I don't know how they can contemplate impounding your vehicle when you're not over the legal limit, that just sounds nuts to me. Looks like those goofballs at MADD are one step closer to their prohibition dreams through their lobbying.
At least no mention of an RD ban, which I know was in a recent report prepared for the dept of highways & transportation..
Odd that these input recommendation groups never included any real regular drivers, just special interest groups.
Alberta driving road reforms
Testing elderly, highway photo radar on tap
Sunday, February 05, 2006
Mandatory testing of elderly drivers, photo radar on provincial highways, and new rules to curb drinking and driving are all part of major traffic safety reforms being considered by the Alberta government, the Herald has learned.
The initiative, prepared under the departments of Solicitor General, Justice and Transportation, suggests police be allowed to institute automatic 24-hour roadside suspensions for anyone with a .05 blood-alcohol level.
The legal level is .08 under Canada's Criminal Code, but police have discretion to issue suspensions for blood-alcohol levels lower than that. Provincial law pegging the acceptable blood-alcohol level to .05 would broaden that discretion.
The new proposals are being prepared for public consultation, with legislative changes expected within six months.
Infrastructure and Transportation Minister Lyle Oberg said he expects some fireworks.
"It's highly controversial," said Oberg. "All of these things have got to be looked at in the context of what they mean to the public, and that's what we need to do."
One proposal calls for an annual "clinical evaluation" of drivers over 75. Another would see photo radar set up at red lights, to catch motorists who speed up to beat the yellow. The province now bans the use of unmanned photo radar.
Red light cameras are able to catch speeders, but that function has yet to be deployed. Oberg stressed the proposals weren't government policy and needed to be vetted by the public.
They were crafted from input from dozens of stakeholder groups, including the Alberta Motor Association, regional health associations, Mothers Against Drunk Driving, AADAC, the school bus association, police services provincewide and the Insurance Bureau of Canada.

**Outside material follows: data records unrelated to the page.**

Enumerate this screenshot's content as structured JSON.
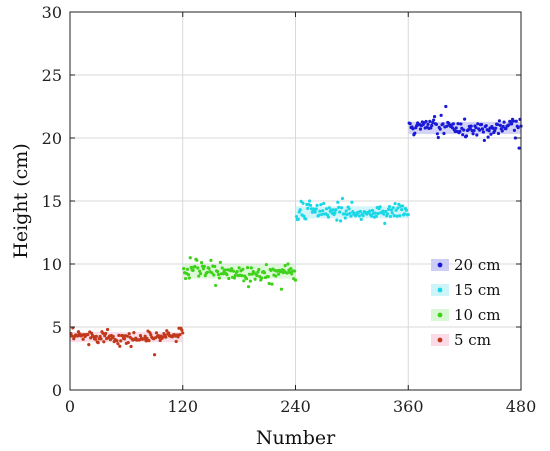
{
  "chart_data": {
    "type": "scatter",
    "title": "",
    "xlabel": "Number",
    "ylabel": "Height (cm)",
    "xlim": [
      0,
      480
    ],
    "ylim": [
      0,
      30
    ],
    "xticks": [
      0,
      120,
      240,
      360,
      480
    ],
    "yticks": [
      0,
      5,
      10,
      15,
      20,
      25,
      30
    ],
    "grid": true,
    "legend_position": "lower-right",
    "series": [
      {
        "name": "20 cm",
        "color": "#1a1ad6",
        "band_color": "#c8c8f5",
        "x_range": [
          361,
          480
        ],
        "mean": 20.8,
        "spread": 0.3,
        "outliers": [
          [
            400,
            22.5
          ],
          [
            388,
            21.7
          ],
          [
            395,
            21.8
          ],
          [
            478,
            19.2
          ],
          [
            420,
            21.5
          ],
          [
            474,
            20.0
          ]
        ]
      },
      {
        "name": "15 cm",
        "color": "#19d7e6",
        "band_color": "#c8f3f8",
        "x_range": [
          241,
          360
        ],
        "mean": 14.1,
        "spread": 0.3,
        "outliers": [
          [
            290,
            15.2
          ],
          [
            285,
            14.9
          ],
          [
            270,
            14.8
          ],
          [
            300,
            14.9
          ],
          [
            250,
            13.6
          ],
          [
            255,
            15.0
          ]
        ]
      },
      {
        "name": "10 cm",
        "color": "#3fd21a",
        "band_color": "#d4f7d0",
        "x_range": [
          121,
          240
        ],
        "mean": 9.4,
        "spread": 0.35,
        "outliers": [
          [
            128,
            10.5
          ],
          [
            135,
            10.3
          ],
          [
            155,
            8.3
          ],
          [
            190,
            8.2
          ],
          [
            225,
            8.0
          ],
          [
            215,
            8.4
          ],
          [
            232,
            10.0
          ]
        ]
      },
      {
        "name": "5 cm",
        "color": "#c0391b",
        "band_color": "#f9d6e4",
        "x_range": [
          1,
          120
        ],
        "mean": 4.2,
        "spread": 0.25,
        "outliers": [
          [
            90,
            2.8
          ],
          [
            40,
            4.8
          ],
          [
            103,
            4.7
          ],
          [
            118,
            4.9
          ],
          [
            20,
            3.6
          ],
          [
            60,
            3.7
          ]
        ]
      }
    ]
  }
}
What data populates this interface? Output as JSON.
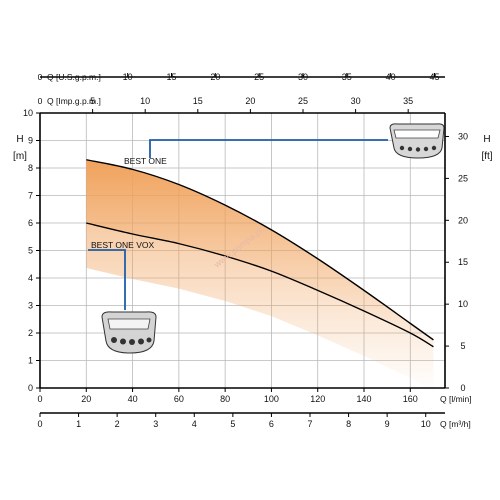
{
  "chart_data": {
    "type": "area",
    "colors": {
      "band": "#f0a25c",
      "callout": "#1f5fa8",
      "grid": "#b9b9b9"
    },
    "x_primary": {
      "label": "Q [l/min]",
      "ticks": [
        0,
        20,
        40,
        60,
        80,
        100,
        120,
        140,
        160
      ],
      "range": [
        0,
        175
      ]
    },
    "x_secondary": {
      "label": "Q [m³/h]",
      "ticks": [
        0,
        1,
        2,
        3,
        4,
        5,
        6,
        7,
        8,
        9,
        10
      ],
      "range": [
        0,
        10.5
      ]
    },
    "x_top1": {
      "label": "Q [U.S.g.p.m.]",
      "zero": "0",
      "ticks": [
        10,
        15,
        20,
        25,
        30,
        35,
        40,
        45
      ],
      "range": [
        0,
        46.2
      ]
    },
    "x_top2": {
      "label": "Q [Imp.g.p.m.]",
      "zero": "0",
      "ticks": [
        5,
        10,
        15,
        20,
        25,
        30,
        35
      ],
      "range": [
        0,
        38.5
      ]
    },
    "y_left": {
      "label_top": "H",
      "label_bottom": "[m]",
      "ticks": [
        0,
        1,
        2,
        3,
        4,
        5,
        6,
        7,
        8,
        9,
        10
      ],
      "range": [
        0,
        10
      ]
    },
    "y_right": {
      "label_top": "H",
      "label_bottom": "[ft]",
      "ticks": [
        0,
        5,
        10,
        15,
        20,
        25,
        30
      ],
      "range": [
        0,
        32.8
      ]
    },
    "grid": true,
    "series": [
      {
        "name": "BEST ONE",
        "x": [
          20,
          40,
          60,
          80,
          100,
          120,
          140,
          160,
          170
        ],
        "y": [
          8.3,
          7.95,
          7.4,
          6.65,
          5.75,
          4.7,
          3.55,
          2.35,
          1.75
        ]
      },
      {
        "name": "BEST ONE VOX",
        "x": [
          20,
          40,
          60,
          80,
          100,
          120,
          140,
          160,
          170
        ],
        "y": [
          6.0,
          5.6,
          5.25,
          4.8,
          4.25,
          3.55,
          2.8,
          2.0,
          1.5
        ]
      }
    ],
    "watermark": "www.pompa.pl"
  }
}
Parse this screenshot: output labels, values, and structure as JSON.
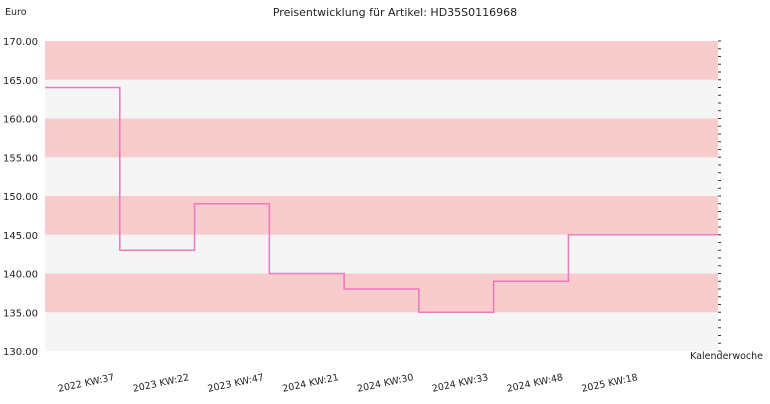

"It's wonderful if stakeholders simply say: 'Do it,' but in government we do have to talk to the public," said Oberg.
The minister said he wasn't necessarily sold on the most controversial proposals, including the mandatory clinical evaluations for all drivers over 75.
"In all fairness, it's very hard to define a 75-year-old person as a 75-year-old person," he said.
"There are some who are 75 who look like they're 50.
"It tends to be the condition of the driver, as opposed to the actual age of the driver."
Mandatory testing of drivers 75 and older is not supported by the Alberta Motor Association.
The provincial body is "not interested or calling for any sort of mandatory testing -- clinical testing or driving testing -- for any driver of any age, at this point," said AMA spokesman, Don Szarko. "Let alone drivers over 75."
However, the proposal is supported by the Calgary chapter of the Canadian Association of Retired Persons.
Chairman Luigi Soprani said while some drivers over 75 are fully capable of driving safely, others are a "public danger."
"There should be, beyond a certain age, some kind of testing once a year," he said.
The minister said he was personally opposed to increased use of photo radar on highways, as is Solicitor General Harvey Cenaiko.
"The public perception is it's a cash cow," said Cenaiko. "You have to ask the question: 'Does this actually educate people?' I don't think it does. Officer-offender contact is the way to educate people."
But Don McDermid, retired head of the Alberta RCMP, said there are some circumstances where photo radar could be used.
"In some cases where officer safety is a concern," said McDermid.
That could include situations involving two-lane highways, where police officers are vulnerable when they pull motorists over on the side of the road.
Rob Gregory, a former police officer and owner of Gregory Ticket Office said he's not surprised to see talk of increased use of photo radar.
"The concern was always officer safety -- that was one of the big selling points," Gregory said.
"It wasn't long before we started seeing it in 50 kilometre zones and now it's become more of an urban tool, although many see it as a cash cow."
Gregory, who helps drivers fight their tickets, argues photo radar does not force drivers to slow down.
"If a person gets a traffic ticket through a photo radar, the only deterrent is the dollar value because there's no demerit points and no insurance repercussions," he said. "Obviously we're going to have enforcement, but we want it to be made as fair as possible. If radar is set at slow speeds it certainly gives the public (the impression) it's not about safety, but revenue generation.
"If (you) want deterrence, get people's licences involved," he said.